We are told to love them regardless of their actions or behaviors. We are told we hate them if we tell them they are behaving in a bad way. We are told that we are intolerant if we don't want to put up with their actions or lifestyle.

And we are told all these things in the name of 'love'.

But that isn't how God defines love. Scripture shows us God's love from the first word to the last word. And we are shown the highest level of love. Christ died for those that God gave to Him. He died for His people so that He might save them for Himself.

He is like the treasure at the end of the rainbow or tucked inside a treasure chest. We must seek after Him, living for Him, as He defines life, so that we might experience the greatest love their is. God is love but His love is not the gushy love everyone kind of love that people would have us to believe He is. God loves with a holy love because He also hates with a holy hate and we cannot separate His love from His hate.

God is love.

God is hate.

That is love. That is God's love. He has high standards for people, he expects His people to live a certain way, and there is no compromise on His definition of what love is.
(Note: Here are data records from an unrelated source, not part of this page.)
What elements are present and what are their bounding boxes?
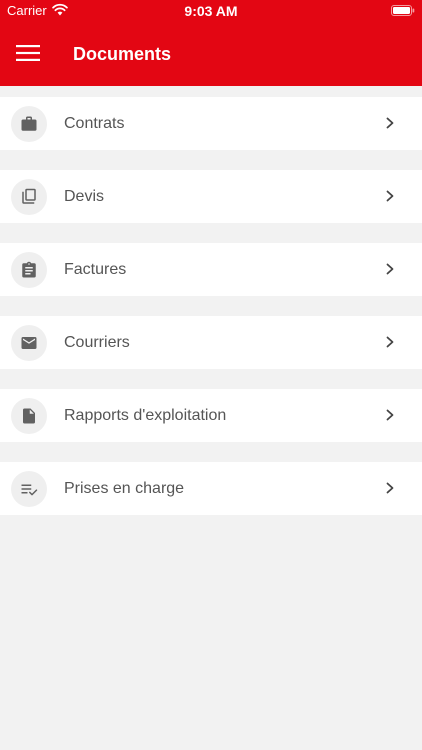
clipboard-icon xyxy=(22,261,36,278)
list-item-label: Factures xyxy=(64,261,127,278)
list-item-contrats[interactable]: Contrats xyxy=(0,97,422,150)
mail-icon xyxy=(21,337,37,349)
list-item-label: Rapports d'exploitation xyxy=(64,407,227,424)
icon-badge xyxy=(11,179,47,215)
chevron-right-icon xyxy=(386,336,394,348)
chevron-right-icon xyxy=(386,190,394,202)
list-item-factures[interactable]: Factures xyxy=(0,243,422,296)
chevron-right-icon xyxy=(386,117,394,129)
battery-icon xyxy=(391,5,415,16)
copy-icon xyxy=(22,188,36,204)
icon-badge xyxy=(11,325,47,361)
hamburger-menu-button[interactable] xyxy=(14,42,42,64)
chevron-right-icon xyxy=(386,263,394,275)
briefcase-icon xyxy=(21,116,37,131)
list-item-devis[interactable]: Devis xyxy=(0,170,422,223)
icon-badge xyxy=(11,398,47,434)
chevron-right-icon xyxy=(386,409,394,421)
checklist-icon xyxy=(21,484,38,496)
document-icon xyxy=(23,408,35,424)
icon-badge xyxy=(11,106,47,142)
hamburger-menu-icon xyxy=(16,45,40,61)
app-header: Carrier 9:03 AM Documents xyxy=(0,0,422,86)
documents-list: Contrats Devis Factures Courriers Rappor… xyxy=(0,97,422,535)
list-item-label: Courriers xyxy=(64,334,130,351)
list-item-courriers[interactable]: Courriers xyxy=(0,316,422,369)
icon-badge xyxy=(11,471,47,507)
list-item-prises-en-charge[interactable]: Prises en charge xyxy=(0,462,422,515)
list-item-label: Devis xyxy=(64,188,105,205)
status-bar: Carrier 9:03 AM xyxy=(0,0,422,22)
icon-badge xyxy=(11,252,47,288)
list-item-label: Contrats xyxy=(64,115,125,132)
chevron-right-icon xyxy=(386,482,394,494)
page-title: Documents xyxy=(73,44,172,64)
status-time: 9:03 AM xyxy=(184,3,238,19)
list-item-rapports[interactable]: Rapports d'exploitation xyxy=(0,389,422,442)
list-item-label: Prises en charge xyxy=(64,480,185,497)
We as people can only comprehend love from our human hearts and minds. Scripture says that our hearts are deceitful above all things. Our hearts must have a higher definition of what love is or we can't define love but by our emotions.

People today have all kinds of mixed views of what love is but mostly they believe that love means accepting everyone along with their actions. That's not love. That's actually hate. Scripture says that a parent that does not discipline their child hates their child. We may not need to discipline the people in the world but if we accept their sins without telling them what those sins will cost them...we hate them.

Love is not defined by our ability to not offend someone. Love is defined by God and what He says love is. People have an amazing way of muddling things up. Adam and Eve did it in the garden of Eden and people have been doing it ever since. We mess everything up.

And now people are trying to base love not on a biblical or even moral standard of what love is but on a sinful standard. To love someone, says our culture, we must love them and their sins, if we do not then we hate them.